= Athinon Arena =

Music venue in Athens, Greece

The Athinon Arena pictured as the Pantheon Theater

The Athinon Arena (Αθηνών Αρένα), sometimes referred to as Athens Arena, was a grand music venue in Athens, Greece. It was built in 2004 as a large-scale convention centre and concert hall, designed to host up to 3,000 people seated. It was owned by the Papatheoharis Group. Artists featured in the Arena are Marinella, Antonis Remos, Sakis Rouvas and Anna Vissi. Since 2005, it was the venue for the Greek preselection final Ellinikós Telikós, for the Eurovision Song Contest. On 23 and 24 September 2010, the arena was the venue for the 1st Eurovoice Music Contest, hosted by Pamela Anderson and Éric Serra, with special guests Enrique Iglesias and Anastacia.

Some of the shows hosted at the Athens Arena included: Marinella & Antonis Remos - Ta Logia Einai Peritta (2006), Marinella & Antonis Remos - S' Ena Tango (2007), Antonis Remos - Day+Night (2008), Anna Vissi - The Fabulous Show (2009), Anna Vissi & Sakis Rouvas - Face2Face Show (2010).

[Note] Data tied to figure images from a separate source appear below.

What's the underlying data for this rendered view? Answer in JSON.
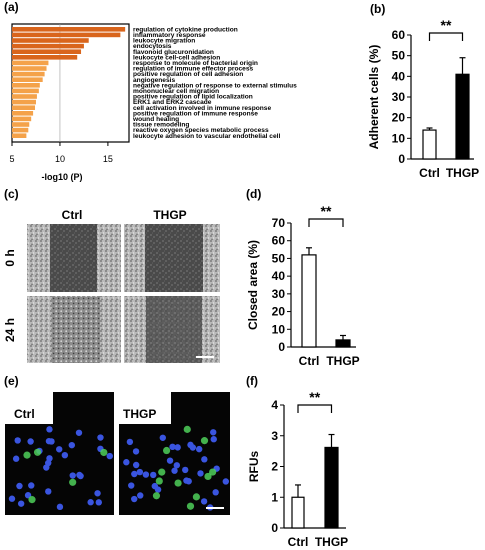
{
  "chart_data": [
    {
      "panel": "(a)",
      "type": "bar",
      "orientation": "horizontal",
      "xlabel": "-log10 (P)",
      "xticks": [
        "5",
        "10",
        "15"
      ],
      "xlim": [
        5,
        17
      ],
      "categories": [
        "regulation of cytokine production",
        "inflammatory response",
        "leukocyte migration",
        "endocytosis",
        "flavonoid glucuronidation",
        "leukocyte cell-cell adhesion",
        "response to molecule of bacterial origin",
        "regulation of immune effector process",
        "positive regulation of cell adhesion",
        "angiogenesis",
        "negative regulation of response to external stimulus",
        "mononuclear cell migration",
        "positive regulation of lipid localization",
        "ERK1 and ERK2 cascade",
        "cell activation involved in immune response",
        "positive regulation of immune response",
        "wound healing",
        "tissue remodeling",
        "reactive oxygen species metabolic process",
        "leukocyte adhesion to vascular endothelial cell"
      ],
      "values": [
        16.8,
        16.3,
        13.0,
        12.5,
        12.2,
        11.8,
        8.8,
        8.6,
        8.4,
        8.2,
        7.9,
        7.8,
        7.6,
        7.5,
        7.4,
        7.2,
        7.0,
        6.8,
        6.7,
        6.5
      ],
      "colors": {
        "dark": "#d9651c",
        "light": "#f4a24a"
      }
    },
    {
      "panel": "(b)",
      "type": "bar",
      "categories": [
        "Ctrl",
        "THGP"
      ],
      "values": [
        14,
        41
      ],
      "errors": [
        1,
        8
      ],
      "ylabel": "Adherent cells (%)",
      "ylim": [
        0,
        60
      ],
      "yticks": [
        "0",
        "10",
        "20",
        "30",
        "40",
        "50",
        "60"
      ],
      "significance": "**"
    },
    {
      "panel": "(d)",
      "type": "bar",
      "categories": [
        "Ctrl",
        "THGP"
      ],
      "values": [
        52,
        4
      ],
      "errors": [
        4,
        2.5
      ],
      "ylabel": "Closed area (%)",
      "ylim": [
        0,
        70
      ],
      "yticks": [
        "0",
        "10",
        "20",
        "30",
        "40",
        "50",
        "60",
        "70"
      ],
      "significance": "**"
    },
    {
      "panel": "(f)",
      "type": "bar",
      "categories": [
        "Ctrl",
        "THGP"
      ],
      "values": [
        1.0,
        2.62
      ],
      "errors": [
        0.4,
        0.42
      ],
      "ylabel": "RFUs",
      "ylim": [
        0,
        4
      ],
      "yticks": [
        "0",
        "1",
        "2",
        "3",
        "4"
      ],
      "significance": "**"
    }
  ],
  "panel_c": {
    "label": "(c)",
    "columns": [
      "Ctrl",
      "THGP"
    ],
    "rows": [
      "0 h",
      "24 h"
    ]
  },
  "panel_e": {
    "label": "(e)",
    "images": [
      "Ctrl",
      "THGP"
    ]
  }
}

In 2014 the arena was transformed into a 1,600-seat theatre and renamed the Pantheon Theater. After three years operating as theatre for musicals, in 2017 the venue became again concert hall under its initial name Athinon Arena.

Since 2024 the arena is out of use and in the process to be transformed again, this time to an office building.